С беспокойством дожидался я возвращения товарищей, думая, как объясню им, почему сбежал. Мне казалось, что перед другими можно всегда найти объяснение и оправдание. Можно даже убедить людей, что все это – чистейшая правда. Я решил, что просто-напросто скажу ребятам: посмотрел на текущую из кратера лаву, и будет с меня. Я ведь не вулканолог и не фотограф, который гонится за все новыми, все более интересными кадрами. Но как обманешь самого себя?
Когда они вернулись в палатку, Вадим без обиняков спросил, какого черта я почти целую неделю торчал здесь, дожидаясь возможности встретиться с вулканом, а как только этот случай представился – дал тягу. Придуманное заранее объяснение будто ветром сдуло, и я не почувствовал, как выпалил в ответ:
– Мне стало страшно.
Все поглядели на меня, потом друг на друга, и, хотя никто ничего не сказал, я видел, что им стало легче, точно какой-то гнетущий груз упал с плеч. Впоследствии Вадим говорил мне:
– Мы думали, ты будешь выкручиваться. Этот страх испытывает каждый, кто впервые очутился у кратера. Потом – свыкаешься. Привыкнуть никогда не привыкнешь, но свыкаешься настолько, что можешь держать себя в руках.
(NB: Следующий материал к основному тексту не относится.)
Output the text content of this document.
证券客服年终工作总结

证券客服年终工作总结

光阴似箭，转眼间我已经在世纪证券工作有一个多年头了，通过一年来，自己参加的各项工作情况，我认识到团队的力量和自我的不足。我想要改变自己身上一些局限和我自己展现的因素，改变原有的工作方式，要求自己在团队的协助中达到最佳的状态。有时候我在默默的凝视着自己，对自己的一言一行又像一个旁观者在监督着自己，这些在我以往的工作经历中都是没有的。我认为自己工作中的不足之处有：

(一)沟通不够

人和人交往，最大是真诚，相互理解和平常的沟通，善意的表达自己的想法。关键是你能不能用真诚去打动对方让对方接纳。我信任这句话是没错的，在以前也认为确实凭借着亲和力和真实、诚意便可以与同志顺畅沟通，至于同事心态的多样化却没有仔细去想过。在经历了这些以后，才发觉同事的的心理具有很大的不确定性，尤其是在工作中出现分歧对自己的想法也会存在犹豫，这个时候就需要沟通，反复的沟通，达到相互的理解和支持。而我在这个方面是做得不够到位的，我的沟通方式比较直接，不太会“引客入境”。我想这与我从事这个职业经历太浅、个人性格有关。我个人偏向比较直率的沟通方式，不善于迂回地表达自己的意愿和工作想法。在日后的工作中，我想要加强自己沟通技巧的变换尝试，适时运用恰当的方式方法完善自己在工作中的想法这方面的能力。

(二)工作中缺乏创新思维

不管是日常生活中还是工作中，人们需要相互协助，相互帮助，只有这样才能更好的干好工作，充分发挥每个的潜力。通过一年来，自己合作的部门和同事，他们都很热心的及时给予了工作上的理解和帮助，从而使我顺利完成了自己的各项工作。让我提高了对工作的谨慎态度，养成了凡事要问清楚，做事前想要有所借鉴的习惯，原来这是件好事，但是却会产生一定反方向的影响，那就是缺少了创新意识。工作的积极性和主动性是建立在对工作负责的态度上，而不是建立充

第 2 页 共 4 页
В тот вечер в нашей палатке разгорелся спор.
Олег обмолвился, что рассчитывает привезти из этого путешествия короткометражку минут на семь.
– Почему именно семь? – спросил Вадим. – Как можно заранее предвидеть это?
Олег пытался доказать, что для зрителя ничего не изменится, если он будет смотреть на кратер целый час: любой эффект на экране очень скоро приедается.
Вадим считал иначе: все, что здесь происходит, бесконечно интересно, и успех фильма зависит от того, как режиссер сумеет это подать зрителю.
Алеша изложил свой взгляд в следующих словах:
– И книга, и кинофильм интересны постольку, поскольку содержат информацию – как фактическую, так и эмоциональную.
Валерий не принял ни ту, ни другую сторону. Мне казалось, что он старается только подлить масла в огонь, а у самого есть собственное мнение, которое ему хочется проверить. В конце концов он все-таки высказался. Дело в том, заявил Валерий, что, как бы интересно ни была написана книга о конкретном человеке, все равно этот человек останется недоволен ею. Почему? Да потому, что пишущий никогда не сумеет объективно познать человека и либо подсластит его портрет, либо сгустит краски, либо просто сделает его мельче, чем он есть на самом деле.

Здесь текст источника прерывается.